18: En un laberinto de relojes
¿Conoces ese momento en que la vida se te desploma? Los hay de varios tipos. Todos son ocasionados por pequeñas fisuras que nos hacemos a lo largo de los años; y por los pesos excesivos que soportamos, las fisuras se transforman en grietas, las grietas se alargan y al final no somos más que un delicado adorno sin utilidad a la espera del último golpe del cincel, el que terminará por desmoronarnos.

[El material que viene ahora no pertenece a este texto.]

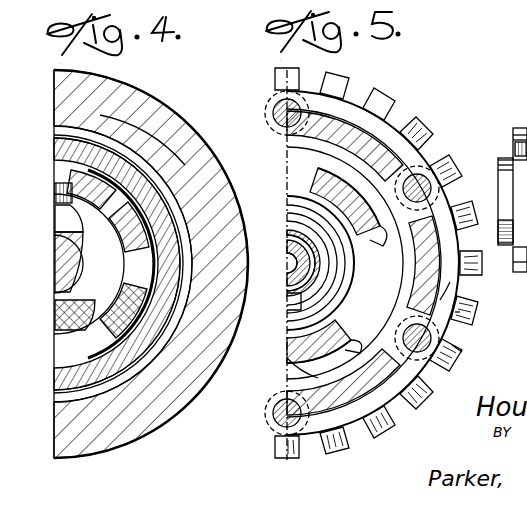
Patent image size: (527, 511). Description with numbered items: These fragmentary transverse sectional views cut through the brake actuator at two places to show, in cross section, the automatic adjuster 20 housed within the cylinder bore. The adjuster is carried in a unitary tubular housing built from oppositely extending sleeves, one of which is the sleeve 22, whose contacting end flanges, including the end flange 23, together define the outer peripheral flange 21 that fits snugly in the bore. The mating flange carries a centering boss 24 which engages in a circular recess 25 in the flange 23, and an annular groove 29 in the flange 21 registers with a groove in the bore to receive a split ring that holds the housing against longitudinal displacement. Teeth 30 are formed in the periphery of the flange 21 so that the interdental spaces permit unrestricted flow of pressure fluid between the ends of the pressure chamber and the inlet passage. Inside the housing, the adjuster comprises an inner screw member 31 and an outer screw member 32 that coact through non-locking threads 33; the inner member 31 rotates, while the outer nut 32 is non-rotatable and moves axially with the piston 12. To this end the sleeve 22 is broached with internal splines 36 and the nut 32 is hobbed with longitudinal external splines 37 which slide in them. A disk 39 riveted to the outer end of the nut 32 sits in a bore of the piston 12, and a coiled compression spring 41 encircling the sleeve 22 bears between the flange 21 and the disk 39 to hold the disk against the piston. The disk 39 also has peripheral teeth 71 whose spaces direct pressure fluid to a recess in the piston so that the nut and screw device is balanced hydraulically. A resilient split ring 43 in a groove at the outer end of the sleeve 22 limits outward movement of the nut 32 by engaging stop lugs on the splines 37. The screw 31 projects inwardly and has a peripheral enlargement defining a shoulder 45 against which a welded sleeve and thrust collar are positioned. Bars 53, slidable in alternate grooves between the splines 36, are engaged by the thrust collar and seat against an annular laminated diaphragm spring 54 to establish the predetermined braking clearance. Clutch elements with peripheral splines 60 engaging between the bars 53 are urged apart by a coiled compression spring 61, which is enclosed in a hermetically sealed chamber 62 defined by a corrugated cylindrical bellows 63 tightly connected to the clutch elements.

In FIG. 4, the piston 12 is at (138, 96).
In FIG. 4, the adjuster 20 is at (157, 276).
In FIG. 5, the adjuster 20 is at (290, 276).
In FIG. 5, the outer peripheral flange 21 is at (398, 124).
In FIG. 4, the sleeve 22 is at (145, 257).
In FIG. 5, the sleeve 22 is at (372, 226).
In FIG. 5, the end flange 23 is at (428, 160).
In FIG. 5, the centering boss 24 is at (440, 301).
In FIG. 5, the circular recess 25 is at (455, 313).
In FIG. 5, the annular groove 29 is at (458, 340).
In FIG. 5, the teeth 30 is at (350, 88).
In FIG. 4, the inner screw member 31 is at (58, 268).
In FIG. 5, the inner screw member 31 is at (502, 160).
In FIG. 4, the outer screw member 32 is at (60, 197).
In FIG. 4, the non-locking threads 33 is at (62, 220).
In FIG. 4, the internal splines 36 is at (104, 311).
In FIG. 4, the external splines 37 is at (128, 162).
In FIG. 4, the disk 39 is at (170, 166).
In FIG. 4, the coiled compression spring 41 is at (167, 300).
In FIG. 4, the resilient split ring 43 is at (120, 298).
In FIG. 5, the shoulder 45 is at (512, 188).
In FIG. 5, the bars 53 is at (313, 186).
In FIG. 5, the annular laminated diaphragm spring 54 is at (303, 368).
In FIG. 5, the splines 60 is at (314, 176).
In FIG. 5, the coiled compression spring 61 is at (290, 250).
In FIG. 5, the hermetically sealed chamber 62 is at (290, 234).
In FIG. 5, the corrugated cylindrical bellows 63 is at (292, 311).
In FIG. 4, the peripheral teeth 71 is at (187, 240).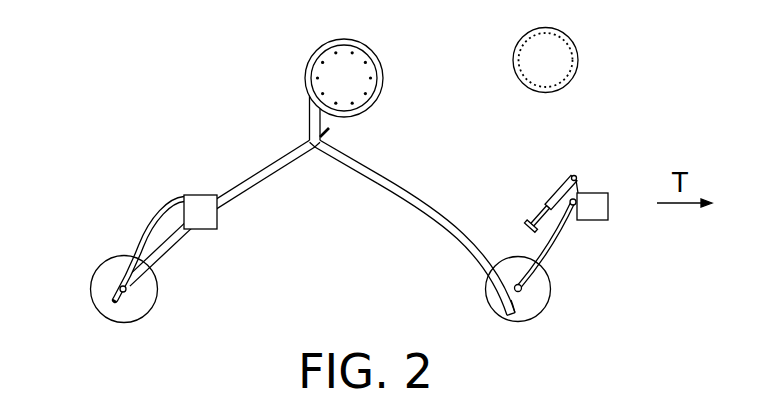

Yo me rompí muchas veces, pero todas por separado. Verlas como fracturas independientes me hizo suponer que todo seguía estando bien aunque me quebrara por dentro con más frecuencia de la que cualquiera querría soportar.
Pero con el último eslabón pude conectarlas todas, comprender que las torturas no eran independientes y que eran parte de un todo que yo no comprendía porque no había vivido. Al igual que en la vida del pequeño Peter Pan o de la gran Alice, mis males eran producto de decisiones pasadas, de historias que empezaron antes de mi nacimiento y que no cerraron a la hora de concebirme.
Hasta entonces no supe que no era protagonista de mi propia novela, era una pieza de una obra todavía más grande en la que ni siquiera conocía a la mitad de los protagonistas.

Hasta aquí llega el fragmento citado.